Analysis of the odontogenic and osteogenic potentials of dental pulp in vivo using a Col1a1-2.3-GFP transgene

Recently, transgenic mice that carry a Green Fluorescent Protein (GFP) reporter gene fused to 2.3 kb fragment of rat Col1a1 regulatory sequences (pOBCol2.3GFPemd) were generated. In the present study, we have examined the patterns of expression of Col1a1-2.3-GFP during odontoblast differentiation in this transgenic line. We report that Col1a1-2.3-GFP is expressed in newly differentiated odontoblasts secreting predentin and fully differentiated odontoblasts. The pattern of expression of Col1a1-2.3-GFP in odontoblasts is correlated with that of dentin sialophosphoprotein (DSPP). Col1a1-2.3-GFP is also expressed in the osteoblasts and osteocytes of alveolar bone. The pattern of expression of Col1a1-2.3-GFP in osteocytes is correlated with the expression of Dmp1. These observations indicate the 2.3 kb rat Col1a1 promoter fragment has sufficient strength and specificity to monitor the stage-specific changes during both odontoblast and osteoblast differentiation.

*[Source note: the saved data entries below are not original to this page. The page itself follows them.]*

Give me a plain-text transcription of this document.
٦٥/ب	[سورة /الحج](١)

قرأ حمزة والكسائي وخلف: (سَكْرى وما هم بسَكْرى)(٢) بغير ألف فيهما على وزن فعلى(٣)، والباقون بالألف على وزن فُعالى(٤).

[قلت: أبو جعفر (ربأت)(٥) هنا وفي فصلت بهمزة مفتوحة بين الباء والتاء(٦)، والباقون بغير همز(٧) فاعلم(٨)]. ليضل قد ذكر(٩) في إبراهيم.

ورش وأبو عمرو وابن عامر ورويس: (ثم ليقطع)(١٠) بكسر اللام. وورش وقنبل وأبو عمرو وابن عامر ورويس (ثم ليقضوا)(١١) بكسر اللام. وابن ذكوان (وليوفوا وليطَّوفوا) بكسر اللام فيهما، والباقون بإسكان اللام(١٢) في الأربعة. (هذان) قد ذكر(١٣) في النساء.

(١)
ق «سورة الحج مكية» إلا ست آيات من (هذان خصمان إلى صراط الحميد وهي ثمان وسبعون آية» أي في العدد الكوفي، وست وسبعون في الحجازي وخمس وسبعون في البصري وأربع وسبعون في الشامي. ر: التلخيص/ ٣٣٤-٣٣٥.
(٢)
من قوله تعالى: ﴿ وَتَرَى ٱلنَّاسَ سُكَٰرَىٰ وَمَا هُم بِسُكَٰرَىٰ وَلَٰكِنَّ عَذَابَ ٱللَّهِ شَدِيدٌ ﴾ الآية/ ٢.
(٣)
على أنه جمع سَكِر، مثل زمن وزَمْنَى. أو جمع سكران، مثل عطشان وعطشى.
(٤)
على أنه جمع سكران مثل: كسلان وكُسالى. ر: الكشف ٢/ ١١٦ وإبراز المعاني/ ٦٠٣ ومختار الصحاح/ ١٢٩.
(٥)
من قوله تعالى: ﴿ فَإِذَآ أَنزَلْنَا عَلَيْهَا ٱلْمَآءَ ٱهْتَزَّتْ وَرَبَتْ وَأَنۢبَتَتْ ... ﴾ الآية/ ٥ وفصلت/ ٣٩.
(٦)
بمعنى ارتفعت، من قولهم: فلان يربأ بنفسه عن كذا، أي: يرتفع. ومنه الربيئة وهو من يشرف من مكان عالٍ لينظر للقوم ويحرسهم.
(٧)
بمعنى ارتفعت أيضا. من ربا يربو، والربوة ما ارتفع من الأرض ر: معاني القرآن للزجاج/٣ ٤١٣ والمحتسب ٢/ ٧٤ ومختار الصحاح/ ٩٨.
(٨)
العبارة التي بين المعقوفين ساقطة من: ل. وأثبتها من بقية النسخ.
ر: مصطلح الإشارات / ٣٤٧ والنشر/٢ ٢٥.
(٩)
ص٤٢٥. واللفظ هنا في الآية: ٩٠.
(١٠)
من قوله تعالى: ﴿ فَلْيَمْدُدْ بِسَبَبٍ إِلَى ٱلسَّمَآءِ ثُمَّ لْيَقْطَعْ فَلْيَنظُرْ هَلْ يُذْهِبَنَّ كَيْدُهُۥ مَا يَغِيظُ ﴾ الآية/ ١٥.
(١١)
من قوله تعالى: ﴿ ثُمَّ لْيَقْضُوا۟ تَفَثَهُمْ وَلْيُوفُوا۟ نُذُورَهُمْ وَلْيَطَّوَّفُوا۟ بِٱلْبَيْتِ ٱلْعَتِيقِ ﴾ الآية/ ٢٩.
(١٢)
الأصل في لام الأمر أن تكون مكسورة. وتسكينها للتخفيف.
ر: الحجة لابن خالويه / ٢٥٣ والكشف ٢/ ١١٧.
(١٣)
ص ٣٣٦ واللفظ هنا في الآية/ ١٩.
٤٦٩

We also used coronal pulp tissues isolated from postnatal pOBCol2.3GFPemd transgenic animals to follow their differentiation after transplantation under the kidney capsule. Our observations provide direct evidence that the dental pulp contains competent progenitor cells capable of differentiating into new generations of odontoblast-like cells which express high levels of Col1a1-2.3-GFP and DSPP and secrete tubular containing reparative dentin. We also report that the dental pulp is capable of giving rise to atubular bone-like tissue containing osteocytes expressing high levels of Col1a1-2.3-GFP and Dmp1. Our studies indicate that pOBCol2.3GFPemd transgenic animals provide a powerful tool for direct examination of the underlying mechanisms and the signaling pathways involved in dentin regeneration and repair, stem cell properties and heterogeneity of the dental pulp.